First off, you can re-use getClassName in getName:

class Derived1 : public Base {
  public:
    static std::string getClassName() { return("Derived1"); }
    std::string getName() override { return getClassName(); }
    ...
};

Now, all definitions of getName() are identical, so you can put them in a macro to save on typing (and make them more future-proof):

#define GET_NAME() std::string getName() override { return getClassName(); }

class Derived1 : public Base {
  public:
    static std::string getClassName() { return("Derived1"); }
    GET_NAME()
    ...
};

Or you can bundle getClassName in there as well:

#define GET_NAME(maName) \
  static std::string getClassName() { return(maName); } \
  std::string getName() override { return getClassName(); }

class Derived1 : public Base {
  public:
    GET_NAME("Derived1")
    ...
};

You say "I don't want a macro, either," but macros are a good tool for that, and I wouldn't see a single problem with using them like this.

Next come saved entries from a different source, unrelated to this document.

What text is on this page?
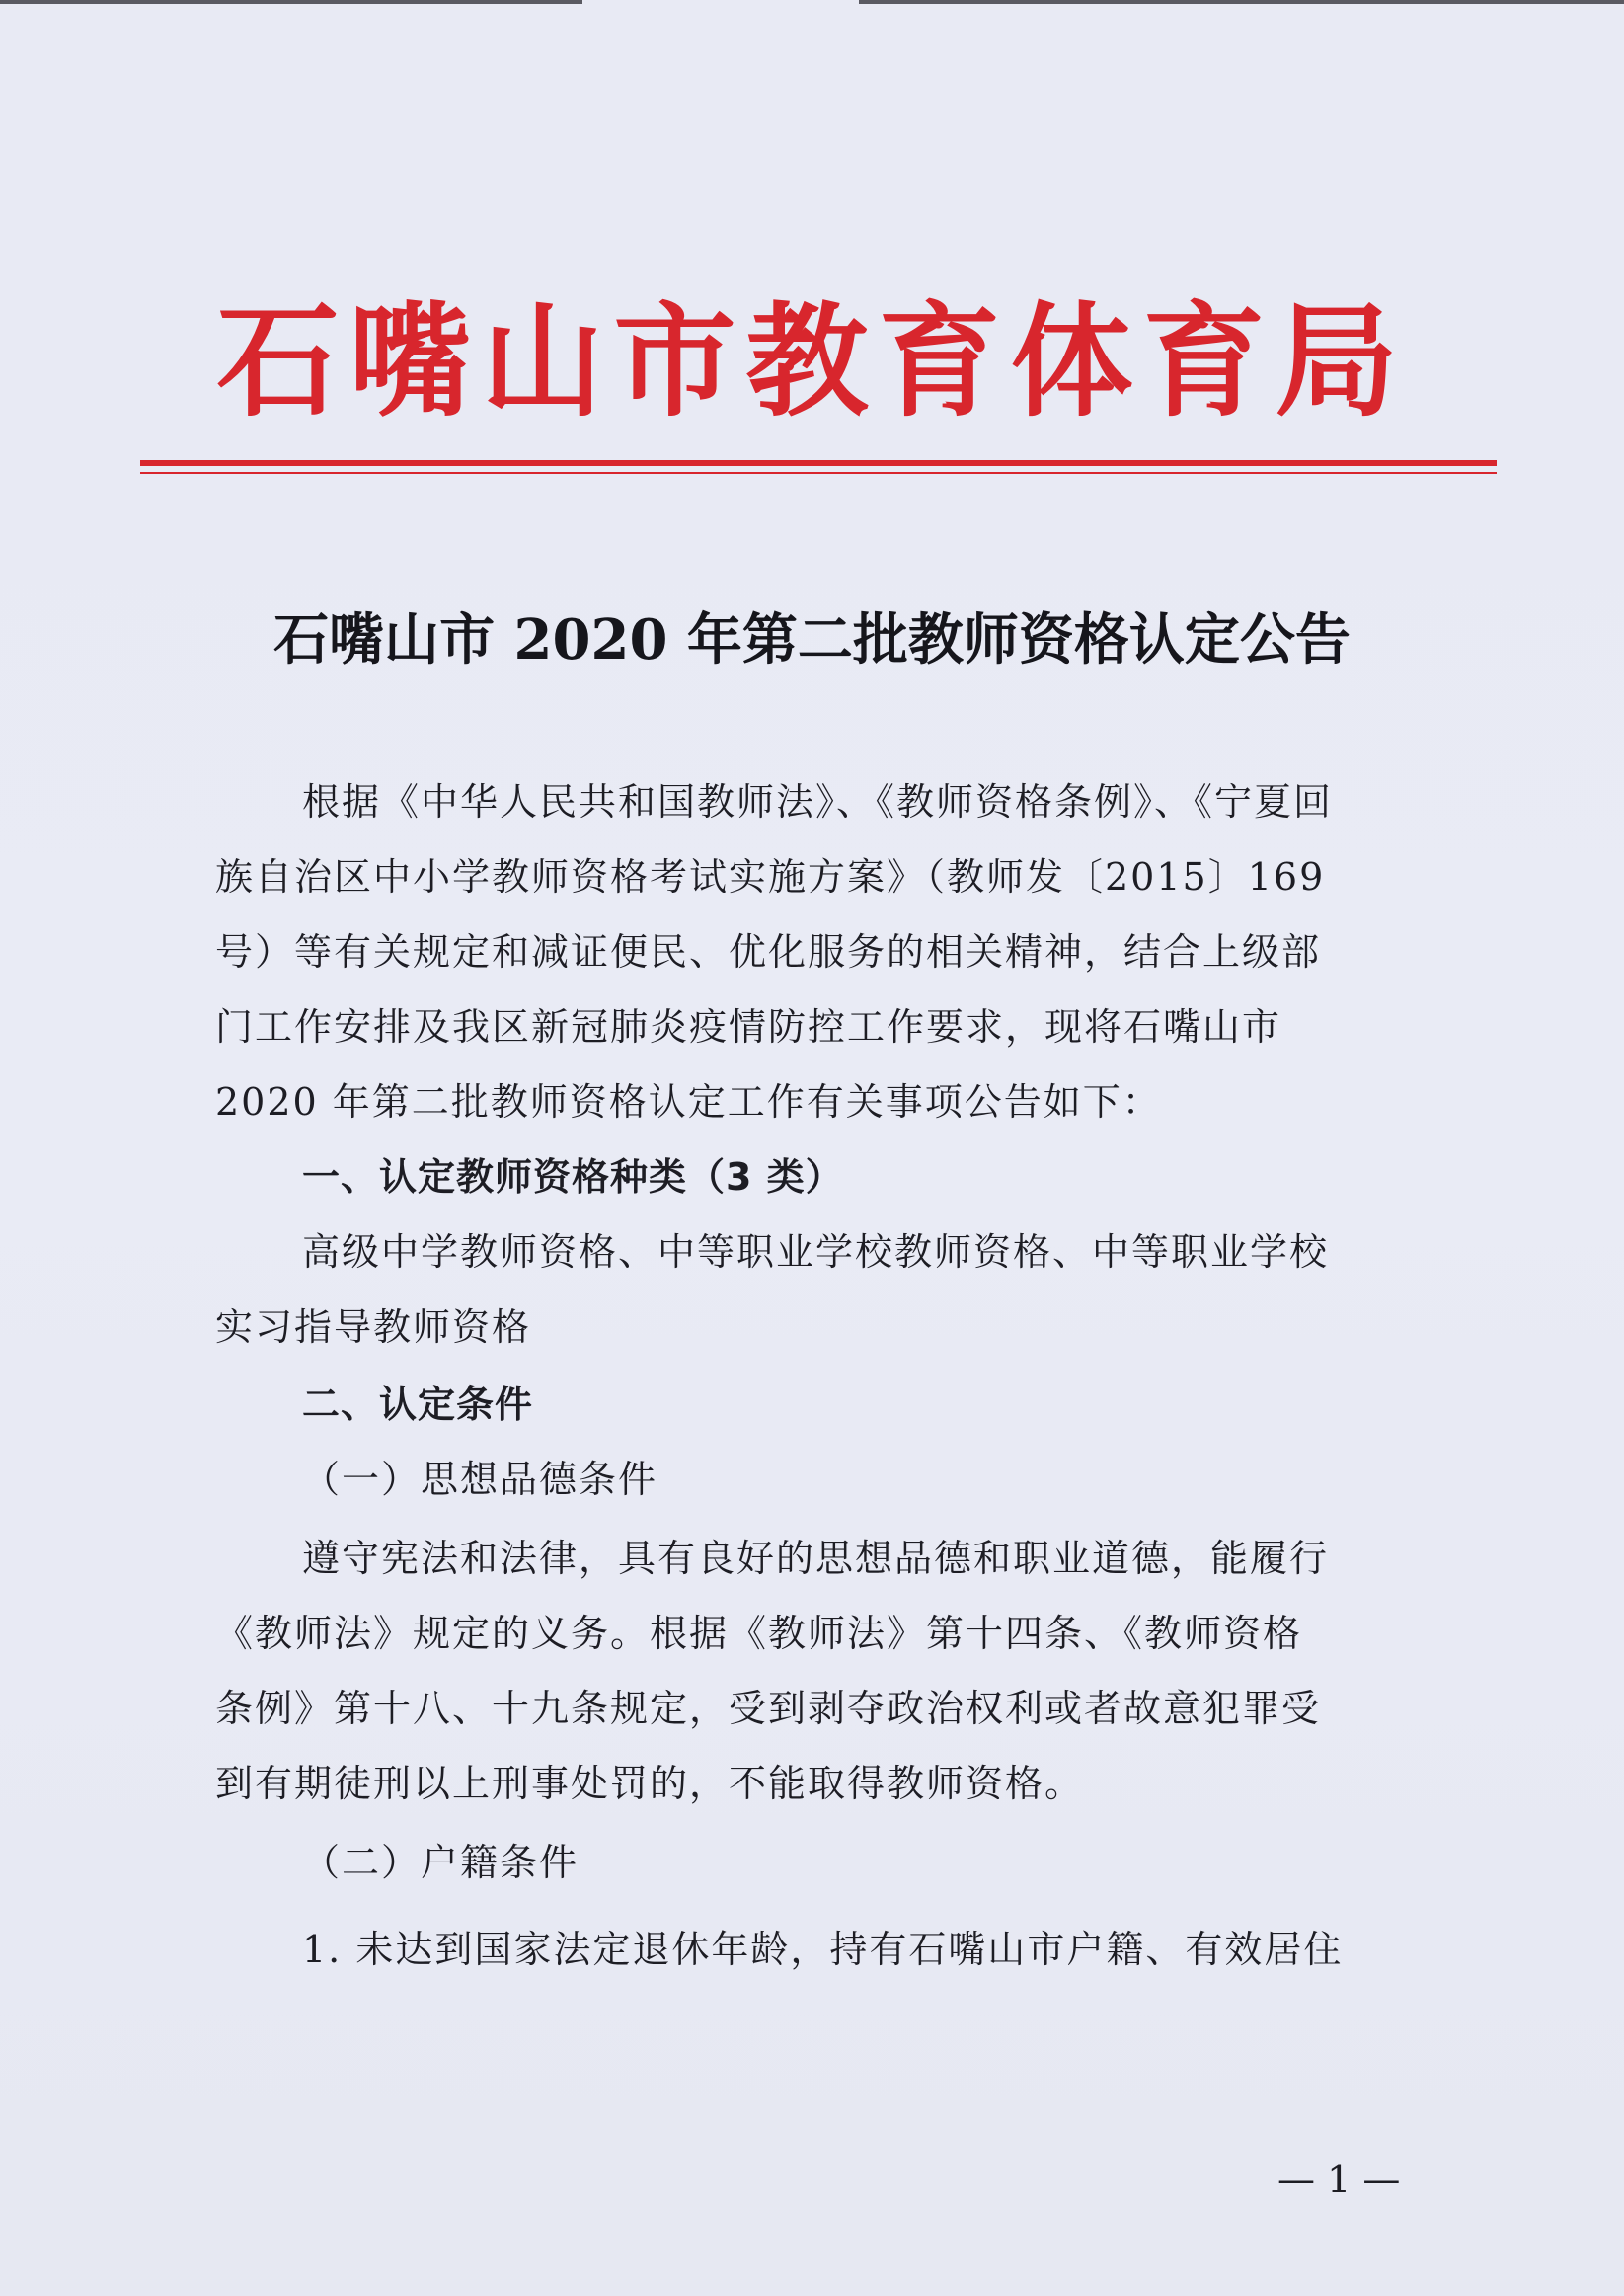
石嘴山市教育体育局
石嘴山市 2020 年第二批教师资格认定公告
根据《中华人民共和国教师法》、《教师资格条例》、《宁夏回
族自治区中小学教师资格考试实施方案》（教师发〔2015〕169
号）等有关规定和减证便民、优化服务的相关精神，结合上级部
门工作安排及我区新冠肺炎疫情防控工作要求，现将石嘴山市
2020 年第二批教师资格认定工作有关事项公告如下：
一、认定教师资格种类（3 类）
高级中学教师资格、中等职业学校教师资格、中等职业学校
实习指导教师资格
二、认定条件
（一）思想品德条件
遵守宪法和法律，具有良好的思想品德和职业道德，能履行
《教师法》规定的义务。根据《教师法》第十四条、《教师资格
条例》第十八、十九条规定，受到剥夺政治权利或者故意犯罪受
到有期徒刑以上刑事处罚的，不能取得教师资格。
（二）户籍条件
1. 未达到国家法定退休年龄，持有石嘴山市户籍、有效居住
— 1 —
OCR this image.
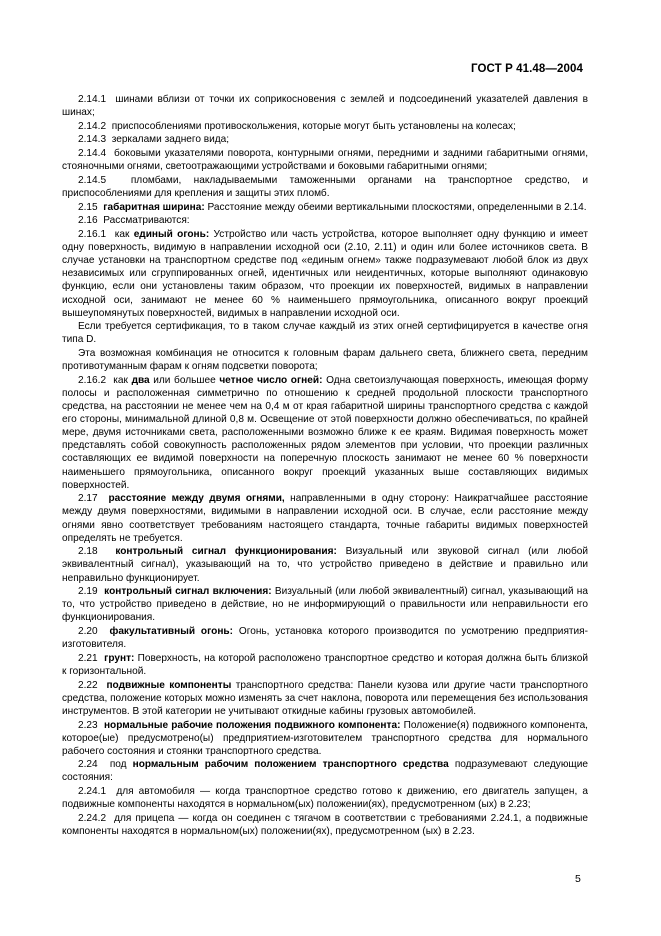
ГОСТ Р 41.48—2004

2.14.1 шинами вблизи от точки их соприкосновения с землей и подсоединений указателей давления в шинах;

2.14.2 приспособлениями противоскольжения, которые могут быть установлены на колесах;

2.14.3 зеркалами заднего вида;

2.14.4 боковыми указателями поворота, контурными огнями, передними и задними габаритными огнями, стояночными огнями, светоотражающими устройствами и боковыми габаритными огнями;

2.14.5 пломбами, накладываемыми таможенными органами на транспортное средство, и приспособлениями для крепления и защиты этих пломб.

2.15 габаритная ширина: Расстояние между обеими вертикальными плоскостями, определенными в 2.14.

2.16 Рассматриваются:

2.16.1 как единый огонь: Устройство или часть устройства, которое выполняет одну функцию и имеет одну поверхность, видимую в направлении исходной оси (2.10, 2.11) и один или более источников света. В случае установки на транспортном средстве под «единым огнем» также подразумевают любой блок из двух независимых или сгруппированных огней, идентичных или неидентичных, которые выполняют одинаковую функцию, если они установлены таким образом, что проекции их поверхностей, видимых в направлении исходной оси, занимают не менее 60 % наименьшего прямоугольника, описанного вокруг проекций вышеупомянутых поверхностей, видимых в направлении исходной оси.

Если требуется сертификация, то в таком случае каждый из этих огней сертифицируется в качестве огня типа D.

Эта возможная комбинация не относится к головным фарам дальнего света, ближнего света, передним противотуманным фарам к огням подсветки поворота;

2.16.2 как два или большее четное число огней: Одна светоизлучающая поверхность, имеющая форму полосы и расположенная симметрично по отношению к средней продольной плоскости транспортного средства, на расстоянии не менее чем на 0,4 м от края габаритной ширины транспортного средства с каждой его стороны, минимальной длиной 0,8 м. Освещение от этой поверхности должно обеспечиваться, по крайней мере, двумя источниками света, расположенными возможно ближе к ее краям. Видимая поверхность может представлять собой совокупность расположенных рядом элементов при условии, что проекции различных составляющих ее видимой поверхности на поперечную плоскость занимают не менее 60 % поверхности наименьшего прямоугольника, описанного вокруг проекций указанных выше составляющих видимых поверхностей.

2.17 расстояние между двумя огнями, направленными в одну сторону: Наикратчайшее расстояние между двумя поверхностями, видимыми в направлении исходной оси. В случае, если расстояние между огнями явно соответствует требованиям настоящего стандарта, точные габариты видимых поверхностей определять не требуется.

2.18 контрольный сигнал функционирования: Визуальный или звуковой сигнал (или любой эквивалентный сигнал), указывающий на то, что устройство приведено в действие и правильно или неправильно функционирует.

2.19 контрольный сигнал включения: Визуальный (или любой эквивалентный) сигнал, указывающий на то, что устройство приведено в действие, но не информирующий о правильности или неправильности его функционирования.

2.20 факультативный огонь: Огонь, установка которого производится по усмотрению предприятия-изготовителя.

2.21 грунт: Поверхность, на которой расположено транспортное средство и которая должна быть близкой к горизонтальной.

2.22 подвижные компоненты транспортного средства: Панели кузова или другие части транспортного средства, положение которых можно изменять за счет наклона, поворота или перемещения без использования инструментов. В этой категории не учитывают откидные кабины грузовых автомобилей.

2.23 нормальные рабочие положения подвижного компонента: Положение(я) подвижного компонента, которое(ые) предусмотрено(ы) предприятием-изготовителем транспортного средства для нормального рабочего состояния и стоянки транспортного средства.

2.24 под нормальным рабочим положением транспортного средства подразумевают следующие состояния:

2.24.1 для автомобиля — когда транспортное средство готово к движению, его двигатель запущен, а подвижные компоненты находятся в нормальном(ых) положении(ях), предусмотренном (ых) в 2.23;

2.24.2 для прицепа — когда он соединен с тягачом в соответствии с требованиями 2.24.1, а подвижные компоненты находятся в нормальном(ых) положении(ях), предусмотренном (ых) в 2.23.

5
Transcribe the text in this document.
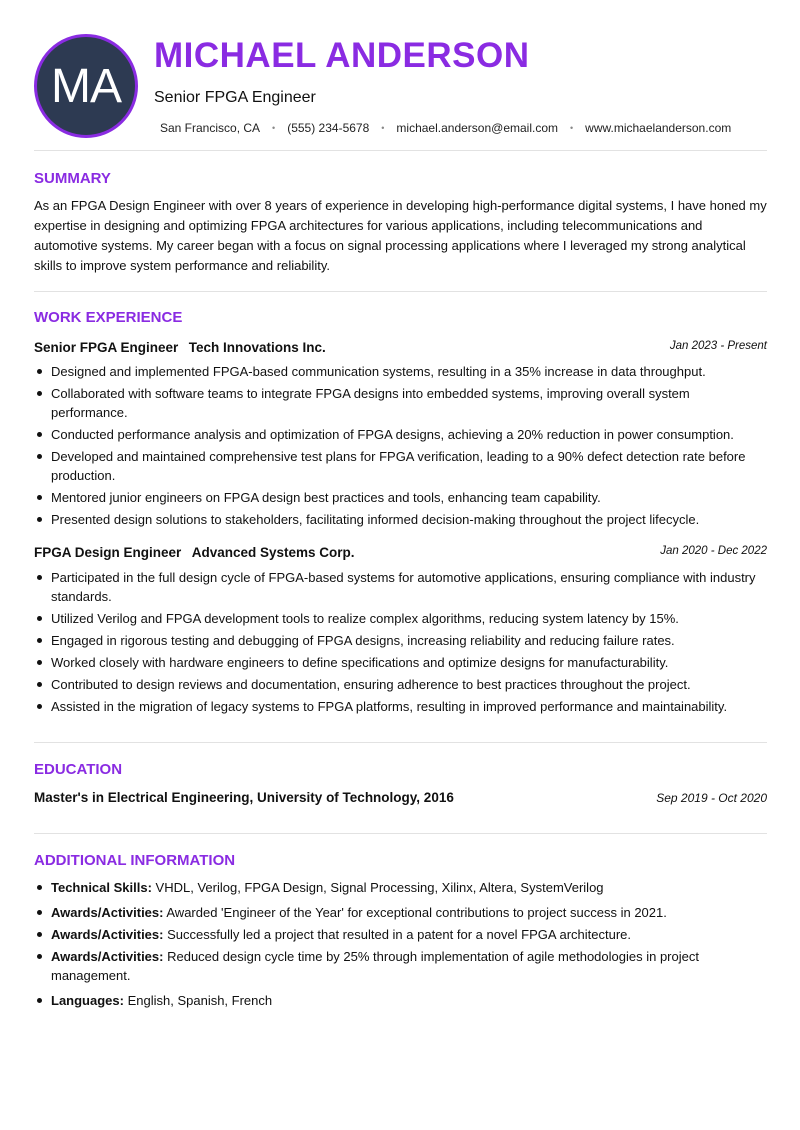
MA
MICHAEL ANDERSON
Senior FPGA Engineer
San Francisco, CA • (555) 234-5678 • michael.anderson@email.com • www.michaelanderson.com
SUMMARY

As an FPGA Design Engineer with over 8 years of experience in developing high-performance digital systems, I have honed my expertise in designing and optimizing FPGA architectures for various applications, including telecommunications and automotive systems. My career began with a focus on signal processing applications where I leveraged my strong analytical skills to improve system performance and reliability.

WORK EXPERIENCE
Senior FPGA Engineer Tech Innovations Inc.	Jan 2023 - Present
Designed and implemented FPGA-based communication systems, resulting in a 35% increase in data throughput.
Collaborated with software teams to integrate FPGA designs into embedded systems, improving overall system performance.
Conducted performance analysis and optimization of FPGA designs, achieving a 20% reduction in power consumption.
Developed and maintained comprehensive test plans for FPGA verification, leading to a 90% defect detection rate before production.
Mentored junior engineers on FPGA design best practices and tools, enhancing team capability.
Presented design solutions to stakeholders, facilitating informed decision-making throughout the project lifecycle.
FPGA Design Engineer Advanced Systems Corp.	Jan 2020 - Dec 2022
Participated in the full design cycle of FPGA-based systems for automotive applications, ensuring compliance with industry standards.
Utilized Verilog and FPGA development tools to realize complex algorithms, reducing system latency by 15%.
Engaged in rigorous testing and debugging of FPGA designs, increasing reliability and reducing failure rates.
Worked closely with hardware engineers to define specifications and optimize designs for manufacturability.
Contributed to design reviews and documentation, ensuring adherence to best practices throughout the project.
Assisted in the migration of legacy systems to FPGA platforms, resulting in improved performance and maintainability.
EDUCATION
Master's in Electrical Engineering, University of Technology, 2016	Sep 2019 - Oct 2020
ADDITIONAL INFORMATION
Technical Skills: VHDL, Verilog, FPGA Design, Signal Processing, Xilinx, Altera, SystemVerilog
Awards/Activities: Awarded 'Engineer of the Year' for exceptional contributions to project success in 2021.
Awards/Activities: Successfully led a project that resulted in a patent for a novel FPGA architecture.
Awards/Activities: Reduced design cycle time by 25% through implementation of agile methodologies in project management.
Languages: English, Spanish, French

However, if that is not what you want, you can do it without them as well:

template <class Self>
struct GetName : public Base
{
  std::string getName() override { return Self::getClassName(); }
};

class Derived1 : public GetName<Derived1> {
  public:
    static std::string getClassName() { return("Derived1"); }
    ...
};

class Derived2 : public GetName<Derived2> {
  public:
    static std::string getClassName() { return("Derived2"); }
    ...
};

回答2:

Don't fear data:

class Base {
  public:
    std::string const Name;
    Base(std::string Name) : Name(Name) { }

};

class Derived1 : public Base {
  public:
    static const std::string Name;
    Derived1() : Base { Name } { }
};

const std::string Derived1::Name { "Derived1" }

回答3:

Make a separate base class that has the single responsibility of providing a class name string:

class FakeRTTI
{
    std::string class_name;
public:
    FakeRTTI( std::string className ) : class_name(className) {}
    getClassName() { return class_name; }
}

With which you can then do this in all classes that need your fake, inefficient, explicit, string-based RTTI:

class Bla : public FakeRTTI
{
public:
    Bla() : FakeRTTI("Bla") {}
}

Pro's:

• DRY: there is only one ever use of the string "Bla", in its constructor.
• Single Responsibility Principle
• No virtual function calls

Cons:

• Multiple inheritance (is this is con, really?)
• You're not using the efficient, standard, C++-based RTTI.
• You're still using RTTI (it might well not be feasible to get rid of it, but it is a sign of code smell all the smell).

回答4:

Another possible solution uses traits and type erasure as in the following example:

#include<string>
#include<iostream>

template<typename> struct NameTraits;

template<typename T>
struct tag {};

class Base {
    using func = std::string(*)(void);

    template<typename T>
    static std::string name() {
        return NameTraits<T>::name;
    }

public:
    template<typename T>
    Base(tag<T>): nameF{&name<T>} {}

    std::string getName() {
        return nameF();
    }

private:
    func nameF;
};

struct Derived1: Base {
    Derived1(): Base{tag<Derived1>{}} {}
};

struct Derived2: Base {
    Derived2(): Base{tag<Derived2>{}} {}
};

template<> struct NameTraits<Derived1> { static constexpr char *name = "Derived1"; };
template<> struct NameTraits<Derived2> { static constexpr char *name = "Derived2"; };

int main() {
    Base *base = new Derived1;
    // Using base class
    std::cout << base->getName() << std::endl;
    // Using directly the type
    std::cout << NameTraits<Derived2>::name << std::endl;
}

Pros:

• Name is no longer part of the class and you can easily define a common trait for a family of classes (use simply the same tag for all of them)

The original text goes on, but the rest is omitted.